Among the spate of resignations was Police Chief Thomas Jackson and two police officers who resigned. City Manager John Shaw also stepped down.
Bell told NBC News that while the entire force doesn't need to go, he wants more interaction between police and residents, including officers showing up at community events in order to foster goodwill. That, in turn, could lead all residents to show a civic interest, he added.
"Our institutions, our courts, our police departments need more representation of the community, need more diversity," Bell said, adding that he sees reform as "an opportunity to set an example, not only in Ferguson, but a broad example to the world."
Bell likened the resignations and firings as a "French revolution" moment for Ferguson, although he said he was still shocked that they were even any demonstrations this week because there "really wasn't anyone else you could fire." The unrest turned violent late Wednesday when two police officers were shot outside of police headquarters. They were released from the hospital that same day, and the manhunt for the gunman continued Saturday.

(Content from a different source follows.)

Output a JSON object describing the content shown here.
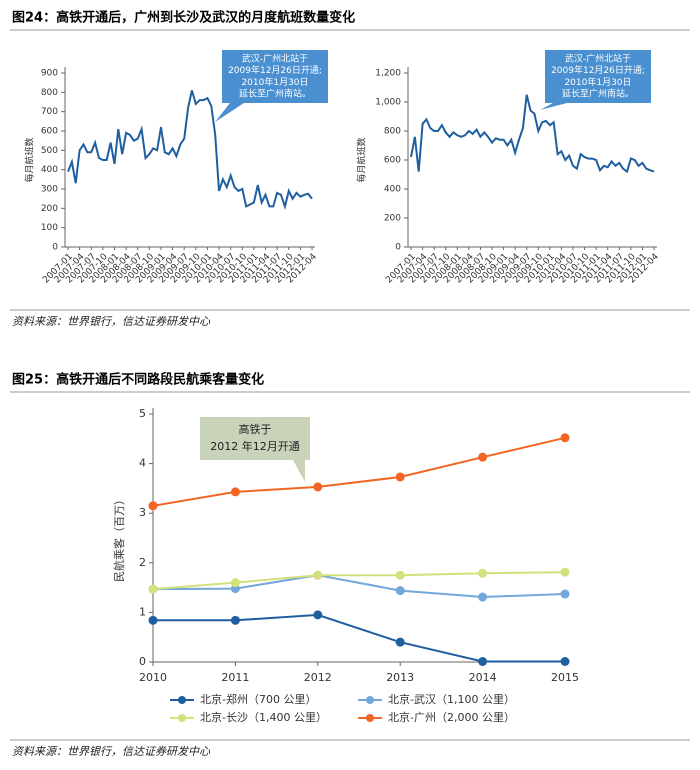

Bell, Smith and the candidates in the other council races are scheduled to address residents again Sunday during a voter forum. At Thursday's event, Smith said he's seen how Ferguson, population 21,000, has changed from a place where you would feel safe walking down the street to one where there's suspicion. Like the other candidates, Smith called for unity.
"We can be one," he said. "And this 'I love Ferguson' will be more than rhetoric — it'll be a reality."